문제

I have a dictionary in python with key->value as str->int. If I have to chose a key based on it's own value, then as the value gets larger the key has a lower possibility of being chosen.

For example, if key1=2 and key2->1, then the attitude of key1 should be 2:1.

How can I do this?

도움이 되었습니까?

해결책

1. Construct a CDF-like list like this:

def build_cdf(distrib):
    cdf = []
    val = 0
    for key, freq in distrib.items():
        val += freq
        cdf.append((val, key))
    return (val, cdf)

This function returns a tuple, the 1st value is the sum of probabilities, and 2nd value is the CDF.

2. Construct the sampler like this:

import random
def sample_from_cdf(val_and_cdf):
    (val, cdf) = val_and_cdf;
    rand = random.uniform(0, val)
    # use bisect.bisect_left to reduce search time from O(n) to O(log n).
    return [key for index, key in cdf if index > rand][0]

Usage:

x = build_cdf({"a":0.2, "b":0.3, "c":0.5});
y = [sample_from_cdf(x) for i in range(0,100000)];
print (len([t for t in y if t == "a"]))   # 19864
print (len([t for t in y if t == "b"]))   # 29760
print (len([t for t in y if t == "c"]))   # 50376

You may want to make this into a class.

다른 팁

If the values are too large for gnibler's approach:

Build a list of tuples (key, index), where index is the sum of all values that come before key in the list (this would be the index of the first occurrence of key gnibler's list c. Also calculate the sum of all values (n).

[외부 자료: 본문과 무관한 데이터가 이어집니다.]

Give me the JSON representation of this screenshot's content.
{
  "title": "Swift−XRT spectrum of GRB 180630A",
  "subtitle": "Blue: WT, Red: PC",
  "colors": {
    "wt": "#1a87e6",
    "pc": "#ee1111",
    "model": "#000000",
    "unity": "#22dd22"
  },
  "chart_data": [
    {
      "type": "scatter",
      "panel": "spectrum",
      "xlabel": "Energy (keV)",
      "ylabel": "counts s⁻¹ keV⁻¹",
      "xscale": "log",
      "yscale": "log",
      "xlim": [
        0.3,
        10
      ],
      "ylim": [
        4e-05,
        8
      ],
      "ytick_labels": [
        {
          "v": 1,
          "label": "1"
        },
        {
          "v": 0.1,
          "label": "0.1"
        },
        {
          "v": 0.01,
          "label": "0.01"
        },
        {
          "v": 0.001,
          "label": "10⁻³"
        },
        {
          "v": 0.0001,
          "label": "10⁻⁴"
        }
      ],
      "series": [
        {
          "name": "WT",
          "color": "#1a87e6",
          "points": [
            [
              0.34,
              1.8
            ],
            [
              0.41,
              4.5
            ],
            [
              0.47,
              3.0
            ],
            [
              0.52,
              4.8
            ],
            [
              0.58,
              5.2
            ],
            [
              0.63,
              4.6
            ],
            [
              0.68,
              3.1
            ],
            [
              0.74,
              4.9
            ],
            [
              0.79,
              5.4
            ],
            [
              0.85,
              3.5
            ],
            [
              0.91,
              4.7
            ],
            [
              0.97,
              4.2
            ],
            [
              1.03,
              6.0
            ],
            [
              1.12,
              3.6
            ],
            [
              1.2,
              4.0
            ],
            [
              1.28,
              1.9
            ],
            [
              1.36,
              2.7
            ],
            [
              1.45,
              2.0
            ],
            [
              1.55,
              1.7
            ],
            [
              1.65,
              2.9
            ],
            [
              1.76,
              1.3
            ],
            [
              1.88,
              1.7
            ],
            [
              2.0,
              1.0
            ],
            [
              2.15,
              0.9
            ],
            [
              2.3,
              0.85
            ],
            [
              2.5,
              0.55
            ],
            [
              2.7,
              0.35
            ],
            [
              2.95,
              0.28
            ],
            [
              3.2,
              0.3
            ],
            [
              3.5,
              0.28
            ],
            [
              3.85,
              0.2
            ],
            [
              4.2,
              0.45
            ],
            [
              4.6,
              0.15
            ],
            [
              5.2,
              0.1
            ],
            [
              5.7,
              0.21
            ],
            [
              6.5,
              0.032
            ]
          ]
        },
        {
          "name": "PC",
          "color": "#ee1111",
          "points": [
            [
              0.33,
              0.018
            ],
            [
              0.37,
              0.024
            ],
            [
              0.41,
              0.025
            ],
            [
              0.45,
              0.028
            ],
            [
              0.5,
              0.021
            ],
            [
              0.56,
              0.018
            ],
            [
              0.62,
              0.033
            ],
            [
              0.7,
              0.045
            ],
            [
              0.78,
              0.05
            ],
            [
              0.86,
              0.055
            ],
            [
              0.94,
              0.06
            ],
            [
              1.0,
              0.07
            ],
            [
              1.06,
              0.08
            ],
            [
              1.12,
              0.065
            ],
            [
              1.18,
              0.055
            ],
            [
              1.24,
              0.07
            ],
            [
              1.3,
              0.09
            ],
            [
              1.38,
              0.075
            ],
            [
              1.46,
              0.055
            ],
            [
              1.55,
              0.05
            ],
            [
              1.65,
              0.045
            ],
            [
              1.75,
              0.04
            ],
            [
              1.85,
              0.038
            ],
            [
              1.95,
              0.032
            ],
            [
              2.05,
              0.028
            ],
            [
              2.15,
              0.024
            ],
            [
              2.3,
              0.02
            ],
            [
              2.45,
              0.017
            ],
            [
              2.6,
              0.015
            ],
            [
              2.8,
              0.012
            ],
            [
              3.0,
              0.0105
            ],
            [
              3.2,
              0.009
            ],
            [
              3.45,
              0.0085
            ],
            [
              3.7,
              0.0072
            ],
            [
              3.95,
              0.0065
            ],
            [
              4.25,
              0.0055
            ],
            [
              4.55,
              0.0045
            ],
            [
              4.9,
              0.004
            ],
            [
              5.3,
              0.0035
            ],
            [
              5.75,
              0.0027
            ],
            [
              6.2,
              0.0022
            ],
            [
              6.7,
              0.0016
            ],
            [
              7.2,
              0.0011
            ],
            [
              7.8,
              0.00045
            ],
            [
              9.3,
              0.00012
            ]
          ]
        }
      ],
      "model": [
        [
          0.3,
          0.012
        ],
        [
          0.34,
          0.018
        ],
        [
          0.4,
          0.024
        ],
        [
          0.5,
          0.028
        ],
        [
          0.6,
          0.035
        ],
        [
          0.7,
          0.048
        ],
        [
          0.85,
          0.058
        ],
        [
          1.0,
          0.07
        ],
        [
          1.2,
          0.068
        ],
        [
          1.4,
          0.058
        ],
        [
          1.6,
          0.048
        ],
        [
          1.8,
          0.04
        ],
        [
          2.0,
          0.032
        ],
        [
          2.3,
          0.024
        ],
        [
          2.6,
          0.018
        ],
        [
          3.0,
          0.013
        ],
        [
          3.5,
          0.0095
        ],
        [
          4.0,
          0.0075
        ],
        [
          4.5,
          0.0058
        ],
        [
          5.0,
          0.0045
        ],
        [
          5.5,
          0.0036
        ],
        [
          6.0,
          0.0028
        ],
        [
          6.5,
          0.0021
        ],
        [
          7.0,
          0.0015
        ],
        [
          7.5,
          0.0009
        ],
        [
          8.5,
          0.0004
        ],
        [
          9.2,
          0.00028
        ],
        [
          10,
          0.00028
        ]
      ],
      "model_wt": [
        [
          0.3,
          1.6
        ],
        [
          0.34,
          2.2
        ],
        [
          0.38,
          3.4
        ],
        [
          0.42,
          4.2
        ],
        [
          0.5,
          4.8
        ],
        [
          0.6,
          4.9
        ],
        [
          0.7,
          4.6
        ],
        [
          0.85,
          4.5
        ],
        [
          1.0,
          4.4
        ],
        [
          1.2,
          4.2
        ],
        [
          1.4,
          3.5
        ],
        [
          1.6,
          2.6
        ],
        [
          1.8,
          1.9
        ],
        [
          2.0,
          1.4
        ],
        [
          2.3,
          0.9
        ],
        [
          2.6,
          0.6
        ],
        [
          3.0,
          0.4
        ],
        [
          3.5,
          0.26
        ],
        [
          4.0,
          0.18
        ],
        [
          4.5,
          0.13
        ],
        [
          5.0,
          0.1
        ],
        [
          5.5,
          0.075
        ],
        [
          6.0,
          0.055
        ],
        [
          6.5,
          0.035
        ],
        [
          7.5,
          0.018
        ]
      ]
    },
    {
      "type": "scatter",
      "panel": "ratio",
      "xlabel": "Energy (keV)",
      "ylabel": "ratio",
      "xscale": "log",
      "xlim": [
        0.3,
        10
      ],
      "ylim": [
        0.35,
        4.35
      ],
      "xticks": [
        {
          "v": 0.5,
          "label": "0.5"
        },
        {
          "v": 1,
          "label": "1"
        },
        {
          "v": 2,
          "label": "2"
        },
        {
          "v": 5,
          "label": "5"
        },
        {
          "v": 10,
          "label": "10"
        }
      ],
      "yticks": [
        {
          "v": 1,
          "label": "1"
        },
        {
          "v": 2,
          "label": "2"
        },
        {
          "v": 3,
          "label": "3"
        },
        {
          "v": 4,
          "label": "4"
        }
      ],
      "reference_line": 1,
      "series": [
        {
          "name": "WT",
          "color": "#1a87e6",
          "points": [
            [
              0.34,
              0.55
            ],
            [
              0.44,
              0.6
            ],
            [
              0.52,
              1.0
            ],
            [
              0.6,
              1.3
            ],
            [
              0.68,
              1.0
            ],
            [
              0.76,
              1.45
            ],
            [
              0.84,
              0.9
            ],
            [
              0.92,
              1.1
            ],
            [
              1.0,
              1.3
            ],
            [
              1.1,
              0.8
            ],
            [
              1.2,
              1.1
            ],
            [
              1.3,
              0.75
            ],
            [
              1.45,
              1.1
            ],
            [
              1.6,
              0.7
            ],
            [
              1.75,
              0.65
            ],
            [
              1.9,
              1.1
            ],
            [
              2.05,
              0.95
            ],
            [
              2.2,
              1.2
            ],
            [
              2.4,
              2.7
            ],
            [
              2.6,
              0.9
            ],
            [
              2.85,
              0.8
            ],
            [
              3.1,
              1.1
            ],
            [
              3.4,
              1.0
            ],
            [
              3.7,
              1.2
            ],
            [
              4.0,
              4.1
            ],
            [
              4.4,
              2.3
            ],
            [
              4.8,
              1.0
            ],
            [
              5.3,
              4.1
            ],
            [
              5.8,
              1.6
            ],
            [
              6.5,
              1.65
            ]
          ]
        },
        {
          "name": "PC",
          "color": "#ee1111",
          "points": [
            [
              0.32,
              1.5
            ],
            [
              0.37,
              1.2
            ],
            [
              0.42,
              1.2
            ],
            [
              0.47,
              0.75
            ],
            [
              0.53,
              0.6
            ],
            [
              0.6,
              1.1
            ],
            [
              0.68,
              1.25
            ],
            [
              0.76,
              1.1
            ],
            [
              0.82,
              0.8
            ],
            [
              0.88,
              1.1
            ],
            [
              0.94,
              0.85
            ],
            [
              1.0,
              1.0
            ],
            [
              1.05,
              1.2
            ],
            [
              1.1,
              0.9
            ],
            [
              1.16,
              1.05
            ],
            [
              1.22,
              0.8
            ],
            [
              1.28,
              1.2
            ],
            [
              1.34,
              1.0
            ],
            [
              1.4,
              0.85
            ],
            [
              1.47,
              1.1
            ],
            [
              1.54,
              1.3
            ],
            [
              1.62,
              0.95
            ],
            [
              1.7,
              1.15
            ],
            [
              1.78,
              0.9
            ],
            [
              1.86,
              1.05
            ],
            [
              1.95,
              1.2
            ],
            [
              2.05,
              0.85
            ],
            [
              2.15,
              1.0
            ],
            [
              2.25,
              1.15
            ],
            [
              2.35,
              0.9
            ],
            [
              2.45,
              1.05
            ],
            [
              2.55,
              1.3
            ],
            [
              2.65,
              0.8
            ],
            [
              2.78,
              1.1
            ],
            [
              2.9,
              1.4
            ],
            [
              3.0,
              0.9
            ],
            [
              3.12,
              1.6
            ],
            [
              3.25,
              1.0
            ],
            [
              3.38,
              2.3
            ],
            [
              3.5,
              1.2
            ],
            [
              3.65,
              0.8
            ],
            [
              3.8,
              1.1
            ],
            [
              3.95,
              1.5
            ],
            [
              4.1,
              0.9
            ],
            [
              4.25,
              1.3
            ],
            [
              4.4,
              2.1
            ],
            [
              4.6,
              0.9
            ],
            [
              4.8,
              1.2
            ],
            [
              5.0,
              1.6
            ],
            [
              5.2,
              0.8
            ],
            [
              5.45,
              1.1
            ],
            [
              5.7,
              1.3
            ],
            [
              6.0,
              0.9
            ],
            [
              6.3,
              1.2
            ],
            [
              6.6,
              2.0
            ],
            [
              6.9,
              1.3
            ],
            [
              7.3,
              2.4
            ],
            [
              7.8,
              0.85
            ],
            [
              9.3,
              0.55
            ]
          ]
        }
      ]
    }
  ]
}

Now, generate a random number xbetween 0 and n - 1. Find the last entry in the list with index < x. Since the list is sorted by index, you can use binary search to do that efficiently.

Update: KennyTM's code is an implementation of this, except that he uses a brute-force linear search instead of binary search; this will be inefficient if the number of keys are large.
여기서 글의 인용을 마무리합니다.